More seriously, thanks for bringing them up, I knew there was a reasonable App Engine clone out there but all I could find in my searches was AppDrop.com which doesn’t seem to be around anymore.

I think it’s great that AppScale is out there, and it looks like others in Google agree because we’ve apparently we’ve given them some grants. In addition to not being locked in, it could probably be a super handy debugging tool, especially if you run into a problem that’s actually on App Engine’s side of things.

I’d also love to see if they could push the envelope a bit—for example, if they added full text search, AppScale might actually be a compelling replacement for App Engine and not just a clone.

Here’s some info about App Scale: http://appscale.cs.ucsb.edu/
And here’s their page on Google code: http://code.google.com/p/appscale/

Would you hire former Microsoft developers?

Sure, in fact my manager used to work for Microsoft. You can even run Windows if you want.

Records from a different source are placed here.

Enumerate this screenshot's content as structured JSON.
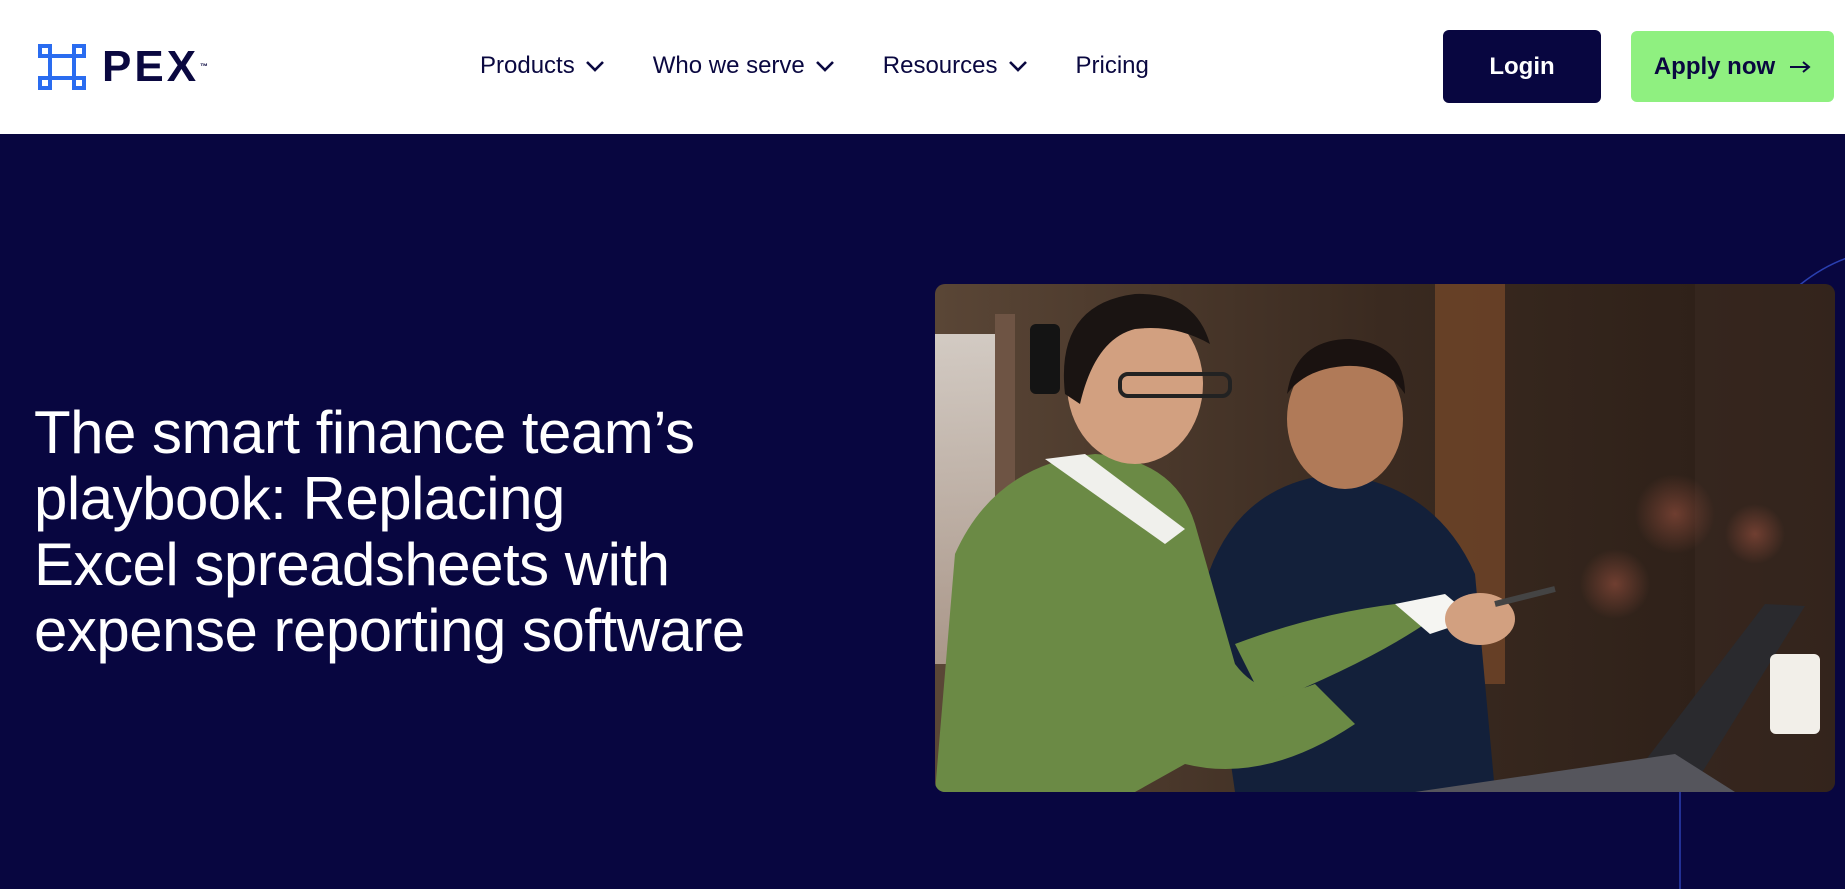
{
  "brand": {
    "name": "PEX",
    "trademark": "™",
    "icon": "pex-logo-icon",
    "color": "#2a6cf0"
  },
  "nav": {
    "items": [
      {
        "label": "Products",
        "has_dropdown": true
      },
      {
        "label": "Who we serve",
        "has_dropdown": true
      },
      {
        "label": "Resources",
        "has_dropdown": true
      },
      {
        "label": "Pricing",
        "has_dropdown": false
      }
    ]
  },
  "actions": {
    "login_label": "Login",
    "apply_label": "Apply now",
    "apply_icon": "arrow-right-icon"
  },
  "hero": {
    "title_lines": [
      "The smart finance team’s",
      "playbook: Replacing",
      "Excel spreadsheets with",
      "expense reporting software"
    ],
    "image": "photo of two colleagues reviewing expenses on a laptop"
  },
  "colors": {
    "navy": "#080640",
    "accent_green": "#8ff080",
    "header_bg": "#ffffff"
  }
}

Can your local dev sandbox vm be run I’m any other context than localhost? In other words, can we have the option of developing for app engine, and hosting ourselves, as with VMWare or VirtualBox?

You can specify a different host name and port when launching the local app server from the command line. However, to my knowledge the development app server is not really production grade, so if your goal is to run an app you might look in to AppScale, an open source App Engine clone that can run on EC2 or Xen.

Why haven’t I heard of this before???

Because you have a sack on your head.